Why The GOP Should Hate Donald Trump’s Economic Plan


His one good idea is surrounded by a whole bunch of really bad ideas.


Donald Trump finally has a good idea:

Donald Trump will announce in a major economic speech on Monday that childcare payments will be fully tax deductible under a Trump administration, a senior aide told The Hill on Sunday night.

“We’re going to help working parents by making childcare payments fully tax deductible.
“That’s new policy,” the aide added.

Mind you, we don’t know how he plans to pay for this, or any other details. But on the face of it, a tax deduction for child care is something Democrats have been pushing for since forever. It’s a good idea, but one which is completely at odds with the Tea Nut rhetoric about “simplifying our tax code” and all that.

One of the most reliable complaints from conservatives has always been how complicated our tax code is. They bring it up every April: the moaning and rending of garments over how hard it all is, wouldn’t it be easier to just have everyone play 10% and be done with it?

The problem with that argument, as I wrote back in October, is that the hard part isn’t figuring out what you owe, it’s figuring out what you earn. And that’s because of all of the various deductions which lower one’s taxable income. Deductions for state and local taxes, mortgage interest, medical expenses, IRA contributions, charitable donations, etc. There are an awful lot of those, and as former Federal Reserve vice chairman Alan Blinder wrote:

Every tax “gimmick” has an ingrained constituency. I shake my head in disbelief when I hear politicians claim to be able to raise huge amounts of revenue by closing loopholes. Arithmetically, that’s easy. Politically, it’s almost impossible.

So here comes Donald Trump to give us yet another “gimmick” with a very large ingrained constituency: families with children. I happen to think it’s a good idea, but I’m not the one complaining about how hard everything is and how we need to simplify everything by reducing the number of allowed deductions.

And as it happens, Republicans have been working very hard to do just that these past few years. In 2014, Republicans tried to repeal a host of popular tax breaks, including the existing Child Tax Credit. The Tax Reform Act of 2014 died a quick death, but the new GOP tax reform plan, unveiled just about a month ago, goes even further than the last reform effort: it eliminates all itemized deductions save mortgage interest and charitable contributions.

It appears Trump’s plan to add a new itemized deduction would be killed by the Republican’s own tax reform plan. How is it possible that the Republican presidential candidate is proposing a tax gimmick completely at odds with the GOP’s tax reform plan released just last month? And would he sign the GOP’s tax reform plan if it didn’t include his child care tax credit? Dying to know.

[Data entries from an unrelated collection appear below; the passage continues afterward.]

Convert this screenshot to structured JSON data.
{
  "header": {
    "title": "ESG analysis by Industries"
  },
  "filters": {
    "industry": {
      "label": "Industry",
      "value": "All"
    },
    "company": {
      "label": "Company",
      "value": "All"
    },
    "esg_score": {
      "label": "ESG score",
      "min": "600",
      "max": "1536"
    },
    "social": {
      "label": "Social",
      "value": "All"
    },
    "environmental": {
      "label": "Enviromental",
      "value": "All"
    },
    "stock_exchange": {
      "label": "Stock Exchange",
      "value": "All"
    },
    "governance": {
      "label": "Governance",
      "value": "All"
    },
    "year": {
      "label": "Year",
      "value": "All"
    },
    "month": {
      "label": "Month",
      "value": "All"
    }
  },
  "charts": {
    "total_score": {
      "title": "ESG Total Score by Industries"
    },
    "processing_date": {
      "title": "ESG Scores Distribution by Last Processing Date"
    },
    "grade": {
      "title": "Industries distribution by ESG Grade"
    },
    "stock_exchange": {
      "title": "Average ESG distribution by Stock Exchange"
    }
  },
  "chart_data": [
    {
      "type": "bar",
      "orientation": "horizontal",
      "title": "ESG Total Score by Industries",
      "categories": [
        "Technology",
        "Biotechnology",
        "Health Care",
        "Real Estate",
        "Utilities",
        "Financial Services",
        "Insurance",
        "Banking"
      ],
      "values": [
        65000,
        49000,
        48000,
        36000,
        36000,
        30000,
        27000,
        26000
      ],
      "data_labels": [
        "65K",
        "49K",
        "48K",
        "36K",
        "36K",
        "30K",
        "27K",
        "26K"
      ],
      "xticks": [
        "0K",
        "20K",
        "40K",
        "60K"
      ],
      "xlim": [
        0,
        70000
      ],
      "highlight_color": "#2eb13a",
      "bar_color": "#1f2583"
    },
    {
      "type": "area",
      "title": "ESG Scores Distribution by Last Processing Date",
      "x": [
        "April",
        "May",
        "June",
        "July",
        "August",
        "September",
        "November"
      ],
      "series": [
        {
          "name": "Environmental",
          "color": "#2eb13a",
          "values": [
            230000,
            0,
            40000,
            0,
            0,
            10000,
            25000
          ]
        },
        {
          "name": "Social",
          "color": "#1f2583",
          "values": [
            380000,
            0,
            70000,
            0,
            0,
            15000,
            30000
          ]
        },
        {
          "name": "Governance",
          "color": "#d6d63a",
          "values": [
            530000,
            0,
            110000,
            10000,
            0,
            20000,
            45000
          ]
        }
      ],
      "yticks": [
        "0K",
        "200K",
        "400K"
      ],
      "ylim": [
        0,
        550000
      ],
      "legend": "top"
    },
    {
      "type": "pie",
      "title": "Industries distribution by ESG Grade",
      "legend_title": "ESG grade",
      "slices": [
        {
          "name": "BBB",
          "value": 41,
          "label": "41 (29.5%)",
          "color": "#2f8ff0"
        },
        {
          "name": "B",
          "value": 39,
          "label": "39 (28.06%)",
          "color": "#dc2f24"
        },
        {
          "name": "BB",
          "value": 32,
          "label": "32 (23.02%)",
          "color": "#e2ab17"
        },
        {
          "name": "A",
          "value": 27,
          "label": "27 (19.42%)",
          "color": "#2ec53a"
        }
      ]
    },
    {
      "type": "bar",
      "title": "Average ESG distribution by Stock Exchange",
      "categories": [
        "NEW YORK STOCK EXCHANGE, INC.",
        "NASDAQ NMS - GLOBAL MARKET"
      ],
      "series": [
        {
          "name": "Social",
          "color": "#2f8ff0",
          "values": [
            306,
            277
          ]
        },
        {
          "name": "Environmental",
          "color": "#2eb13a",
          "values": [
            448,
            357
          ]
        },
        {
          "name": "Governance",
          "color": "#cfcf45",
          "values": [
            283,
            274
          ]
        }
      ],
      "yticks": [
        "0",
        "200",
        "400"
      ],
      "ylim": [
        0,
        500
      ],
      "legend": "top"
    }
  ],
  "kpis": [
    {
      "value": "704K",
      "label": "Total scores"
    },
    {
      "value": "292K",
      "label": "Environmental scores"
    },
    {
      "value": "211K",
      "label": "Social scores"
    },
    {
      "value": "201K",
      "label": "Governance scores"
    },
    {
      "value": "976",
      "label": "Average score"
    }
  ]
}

Filed under 2016 Presidential Election, taxes

11 responses to “Why The GOP Should Hate Donald Trump’s Economic Plan

  1. Jim in Memphis

    Years ago when my children were younger I thought I was able to write off at least some of their childcare expenses. Is this not the case anymore?

  2. Kathleen

    But but, National RePubliCan Radio assured us in a very serious tone that Trump’s economic “vision” is aligned with Republican “ideals” (none of which they bothered to articulate). Also, too, they’ve begun procreating the “not flamboyant” Trump poultry, so be prepared to be inundated with “Pivot” scripts.

    • Right. The “pivot” storyline is making me nuts. They’re so focused on the damn process, they aren’t really paying attention to the content. So what if he’s pivoting? He’s still an unstable, unqualified candidate. It’s like the media is endorsing the view that, “well he LOOKS the part, so that’s sufficient.”

      • Bitter Scribe

        Every time he manages to open his mouth without insulting someone or saying something ridiculous, he’s “pivoting.”

  3. Democommie

    I will repeat, here, what I said elsewhwere.

    I vote because of the kind of nonsense that some moron was spouting this morning, to wit:

    “Trump shold be in D.C. because he gets along with Putin, and Putin would never push the button with Trump in the WH!”

    If there was a Jesus, he would weep.

  4. Bitter Scribe

    Who would get the deduction–the parent paying the support, or the one receiving it?

  5. Kosh III

    One concern with a child care deduction is that low income parents probably do not itemize and could not use the deduction. Expanding the credit would be better.

    • Well, the biggest problem with all of these deductions is that you have to spend the money first before you get it back. If you don’t have the money in the first place, what good is it? What we really need are more subsidized community child care options, so a low-income family can get a tuition waiver or whatever. There are some programs through the public schools, HeadStart, etc. but so many gaps in that kind of care. And GOP always trying to defund.